The ‘old world’ of tartan has to take care that it is not hidebound by the past: it may raise an eyebrow but it should not disdain the ‘new world’ of tartan. After all, the north American ‘Kirkin’ o’ the Tartan’ is not too distantly removed from the Gaelic sentiments of spirituality from Carmina Gadelica: the symbolism of colours used in new tartans is not too distant from the Victorian invention of the funeral tartan; the speckled grey of Prince Albert’s Balmoral tartan or the blue and green of the Rangers and Celtic football club tartans.
Tartans now encompass the spectrum of human interests and endeavours and span the globe – and beyond! Alan L. Bean, the lunar module pilot of Apollo 12 took half a yard of MacBean tartan to the moonand back in 1969: perhaps some kind US space engineer with Scottish roots will ensure that tartan is also introduced to the Martians! To help the sale of War Bonds in 1942 Walt Disney designed the MacDuck tartan for curmudgeonly old Scrooge MacDuck – Mickey’s Scottish uncle. Those fans of America’s LAPD will be interested to know that they also have a tartan, as does the famous F.B.I. The Royal Canadian Mounted Police have one, so does Britain’s Royal Air Force and many of America’s military bodies. The stories behind some modern tartans are fascinating – the West Point Military Academy tartan was designed by the late Harry Lindley who was Highland dress adviser to Britain’s Royal family. The Academy wished to commemorate General Douglas MacArthur so Harry Lindley used the Douglas grey and then incorporated yellow to represent the chevrons of the cavalry.
Numerous American states and Canadian provinces now have their own tartan. Hundreds of businesses from global players such as American Express and Enyclopedia Britannica to smaller companies throughout Europe and beyond. Brittany in France has its own district tartan. Famous whiskies such as Glenlivet, Glemorangie and Johnny Walker boast a tartan. The Hilton Hotel in Hong Kong has one, as do the Sultan of Johore in Malaysia, the Sultan of Quabboo in the Persian Gulf and the Toronto Blue Jays and the Tokyo Bluebells . . . . Norway, Sweden Australia, New Zealand, Ireland . . . the list is almost endless.

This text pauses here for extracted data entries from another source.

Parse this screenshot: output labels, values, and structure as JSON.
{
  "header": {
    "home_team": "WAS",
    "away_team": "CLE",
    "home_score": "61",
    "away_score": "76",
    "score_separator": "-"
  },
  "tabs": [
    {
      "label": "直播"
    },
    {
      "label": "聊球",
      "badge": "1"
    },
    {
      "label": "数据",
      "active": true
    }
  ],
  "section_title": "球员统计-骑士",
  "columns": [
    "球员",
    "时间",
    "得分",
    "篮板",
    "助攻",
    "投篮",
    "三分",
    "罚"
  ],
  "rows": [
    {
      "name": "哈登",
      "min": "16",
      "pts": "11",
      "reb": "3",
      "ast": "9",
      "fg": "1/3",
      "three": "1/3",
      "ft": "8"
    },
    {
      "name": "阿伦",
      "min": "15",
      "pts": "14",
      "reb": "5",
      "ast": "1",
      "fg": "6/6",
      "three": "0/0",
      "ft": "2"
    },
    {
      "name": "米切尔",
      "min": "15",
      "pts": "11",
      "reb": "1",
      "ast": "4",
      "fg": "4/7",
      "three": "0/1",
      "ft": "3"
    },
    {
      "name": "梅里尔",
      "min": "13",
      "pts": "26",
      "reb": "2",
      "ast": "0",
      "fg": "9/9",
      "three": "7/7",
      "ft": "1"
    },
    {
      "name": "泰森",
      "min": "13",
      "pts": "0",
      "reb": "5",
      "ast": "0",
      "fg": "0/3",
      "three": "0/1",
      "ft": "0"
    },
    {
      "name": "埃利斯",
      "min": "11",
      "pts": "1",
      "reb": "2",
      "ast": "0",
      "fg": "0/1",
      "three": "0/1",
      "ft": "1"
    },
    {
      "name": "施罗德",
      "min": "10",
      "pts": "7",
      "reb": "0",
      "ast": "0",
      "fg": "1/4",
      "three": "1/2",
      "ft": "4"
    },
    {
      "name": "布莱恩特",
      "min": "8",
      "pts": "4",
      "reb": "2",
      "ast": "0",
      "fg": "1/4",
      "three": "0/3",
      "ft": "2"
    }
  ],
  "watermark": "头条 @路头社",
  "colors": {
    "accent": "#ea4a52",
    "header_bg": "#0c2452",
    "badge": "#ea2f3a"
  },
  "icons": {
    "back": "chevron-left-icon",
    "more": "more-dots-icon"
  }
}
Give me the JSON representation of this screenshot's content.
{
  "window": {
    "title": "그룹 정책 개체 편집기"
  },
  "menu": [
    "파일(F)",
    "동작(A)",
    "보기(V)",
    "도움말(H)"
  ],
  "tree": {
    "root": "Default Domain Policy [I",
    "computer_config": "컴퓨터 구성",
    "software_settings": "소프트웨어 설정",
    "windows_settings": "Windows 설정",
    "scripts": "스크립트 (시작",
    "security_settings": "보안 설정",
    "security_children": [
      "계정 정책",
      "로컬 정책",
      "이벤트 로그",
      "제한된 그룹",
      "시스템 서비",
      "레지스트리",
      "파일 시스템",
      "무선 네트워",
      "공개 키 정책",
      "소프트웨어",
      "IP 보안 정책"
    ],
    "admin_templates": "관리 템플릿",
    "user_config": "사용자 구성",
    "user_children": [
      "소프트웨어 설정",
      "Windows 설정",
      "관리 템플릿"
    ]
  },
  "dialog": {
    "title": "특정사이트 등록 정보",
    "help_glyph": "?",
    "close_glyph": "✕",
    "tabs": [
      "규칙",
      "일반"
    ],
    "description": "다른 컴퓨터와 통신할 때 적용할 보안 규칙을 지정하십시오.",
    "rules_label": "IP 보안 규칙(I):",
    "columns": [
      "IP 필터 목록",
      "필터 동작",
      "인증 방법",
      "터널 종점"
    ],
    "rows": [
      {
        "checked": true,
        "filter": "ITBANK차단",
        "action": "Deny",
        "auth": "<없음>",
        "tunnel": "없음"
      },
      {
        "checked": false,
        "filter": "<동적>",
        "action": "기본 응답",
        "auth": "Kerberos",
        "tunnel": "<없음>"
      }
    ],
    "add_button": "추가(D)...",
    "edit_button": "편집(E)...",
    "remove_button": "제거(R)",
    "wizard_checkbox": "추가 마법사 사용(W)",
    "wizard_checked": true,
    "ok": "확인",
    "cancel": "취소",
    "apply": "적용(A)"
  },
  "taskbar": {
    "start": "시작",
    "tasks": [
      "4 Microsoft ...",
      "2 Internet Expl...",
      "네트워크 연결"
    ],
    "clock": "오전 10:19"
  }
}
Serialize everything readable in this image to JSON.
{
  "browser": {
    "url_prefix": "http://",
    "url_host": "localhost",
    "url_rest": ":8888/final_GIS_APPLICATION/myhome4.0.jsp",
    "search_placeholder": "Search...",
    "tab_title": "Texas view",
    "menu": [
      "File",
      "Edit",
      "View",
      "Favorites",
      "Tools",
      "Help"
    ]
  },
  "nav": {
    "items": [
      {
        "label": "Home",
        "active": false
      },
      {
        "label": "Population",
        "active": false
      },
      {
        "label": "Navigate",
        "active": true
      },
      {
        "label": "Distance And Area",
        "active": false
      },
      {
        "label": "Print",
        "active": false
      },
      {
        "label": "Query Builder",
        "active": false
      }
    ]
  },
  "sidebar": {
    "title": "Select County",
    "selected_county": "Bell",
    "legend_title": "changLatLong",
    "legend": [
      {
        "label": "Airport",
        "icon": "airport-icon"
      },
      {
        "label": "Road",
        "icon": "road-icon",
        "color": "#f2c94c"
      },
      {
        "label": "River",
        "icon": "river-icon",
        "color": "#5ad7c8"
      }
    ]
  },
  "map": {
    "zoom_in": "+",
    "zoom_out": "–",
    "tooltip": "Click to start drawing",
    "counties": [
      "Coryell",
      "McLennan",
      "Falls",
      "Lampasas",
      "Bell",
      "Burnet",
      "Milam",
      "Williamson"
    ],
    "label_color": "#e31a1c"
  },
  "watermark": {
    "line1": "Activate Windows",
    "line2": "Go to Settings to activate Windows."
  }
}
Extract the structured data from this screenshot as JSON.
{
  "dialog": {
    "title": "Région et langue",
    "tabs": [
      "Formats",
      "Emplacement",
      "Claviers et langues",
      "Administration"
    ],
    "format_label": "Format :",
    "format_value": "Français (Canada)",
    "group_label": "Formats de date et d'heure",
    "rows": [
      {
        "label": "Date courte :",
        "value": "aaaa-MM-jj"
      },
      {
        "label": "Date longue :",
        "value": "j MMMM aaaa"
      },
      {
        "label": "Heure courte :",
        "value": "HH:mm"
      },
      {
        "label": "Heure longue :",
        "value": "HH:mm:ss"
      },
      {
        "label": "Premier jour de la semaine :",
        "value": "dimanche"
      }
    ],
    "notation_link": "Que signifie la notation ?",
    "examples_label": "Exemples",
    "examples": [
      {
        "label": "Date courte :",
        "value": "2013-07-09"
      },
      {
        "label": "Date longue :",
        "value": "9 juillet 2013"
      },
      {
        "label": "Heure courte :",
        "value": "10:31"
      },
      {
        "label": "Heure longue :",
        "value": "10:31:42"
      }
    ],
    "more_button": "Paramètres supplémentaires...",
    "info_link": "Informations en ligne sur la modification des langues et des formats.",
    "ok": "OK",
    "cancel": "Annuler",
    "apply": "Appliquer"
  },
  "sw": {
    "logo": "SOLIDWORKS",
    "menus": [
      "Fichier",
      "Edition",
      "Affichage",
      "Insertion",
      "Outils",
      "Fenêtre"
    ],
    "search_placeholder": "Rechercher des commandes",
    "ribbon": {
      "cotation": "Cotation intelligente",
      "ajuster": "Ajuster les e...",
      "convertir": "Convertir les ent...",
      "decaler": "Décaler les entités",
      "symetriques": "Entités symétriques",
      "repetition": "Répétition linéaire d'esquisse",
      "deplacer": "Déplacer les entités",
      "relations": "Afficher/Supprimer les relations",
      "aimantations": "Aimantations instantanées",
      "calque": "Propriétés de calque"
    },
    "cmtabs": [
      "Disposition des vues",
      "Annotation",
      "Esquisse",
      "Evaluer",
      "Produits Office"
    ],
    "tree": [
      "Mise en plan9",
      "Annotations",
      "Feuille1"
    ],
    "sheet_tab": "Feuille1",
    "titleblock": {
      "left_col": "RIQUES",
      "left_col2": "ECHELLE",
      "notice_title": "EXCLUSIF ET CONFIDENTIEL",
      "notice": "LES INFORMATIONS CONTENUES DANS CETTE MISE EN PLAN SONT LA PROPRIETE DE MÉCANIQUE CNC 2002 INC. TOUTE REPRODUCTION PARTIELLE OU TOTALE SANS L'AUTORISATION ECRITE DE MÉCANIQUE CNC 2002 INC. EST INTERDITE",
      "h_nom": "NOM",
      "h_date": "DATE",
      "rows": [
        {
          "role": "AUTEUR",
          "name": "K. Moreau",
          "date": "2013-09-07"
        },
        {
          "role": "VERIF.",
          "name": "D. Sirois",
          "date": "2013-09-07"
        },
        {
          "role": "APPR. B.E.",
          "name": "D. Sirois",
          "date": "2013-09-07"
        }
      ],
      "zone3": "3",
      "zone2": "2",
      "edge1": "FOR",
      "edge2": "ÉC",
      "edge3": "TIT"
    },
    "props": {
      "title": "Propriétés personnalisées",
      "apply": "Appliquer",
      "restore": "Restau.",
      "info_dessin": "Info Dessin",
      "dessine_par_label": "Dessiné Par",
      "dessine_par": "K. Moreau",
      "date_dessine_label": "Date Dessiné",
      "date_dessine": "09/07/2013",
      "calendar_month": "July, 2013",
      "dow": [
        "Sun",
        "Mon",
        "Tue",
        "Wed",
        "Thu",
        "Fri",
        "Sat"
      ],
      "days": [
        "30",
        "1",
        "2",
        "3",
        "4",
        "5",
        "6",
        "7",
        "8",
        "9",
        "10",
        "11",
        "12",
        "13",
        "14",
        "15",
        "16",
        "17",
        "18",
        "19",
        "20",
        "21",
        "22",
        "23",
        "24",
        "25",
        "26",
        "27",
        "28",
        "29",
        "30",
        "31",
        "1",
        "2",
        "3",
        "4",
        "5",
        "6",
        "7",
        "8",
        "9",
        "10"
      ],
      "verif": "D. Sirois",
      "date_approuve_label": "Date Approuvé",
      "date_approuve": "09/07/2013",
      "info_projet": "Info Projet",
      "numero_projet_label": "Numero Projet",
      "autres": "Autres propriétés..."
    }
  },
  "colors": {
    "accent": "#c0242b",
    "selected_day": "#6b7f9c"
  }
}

One of the most enduring and endearing tartans to be produced in modern times has been the Flower of Scotland, designed and woven in 1991 by the House of Edgar as a special tribute to the late Roy Williamson. Roy, who sadly died in 1990, was one half of the famous ‘Corries’ group and in 1960, composed the evocative words and music for what has become Scotland’s unofficial national anthem. The tartan has enjoyed world wide popularity and is worn with great pride in any country where Scots have settled.
No other fabric in the world could encapsulate such a range of images and emotions ~ tartan is truly ‘all things to all men’.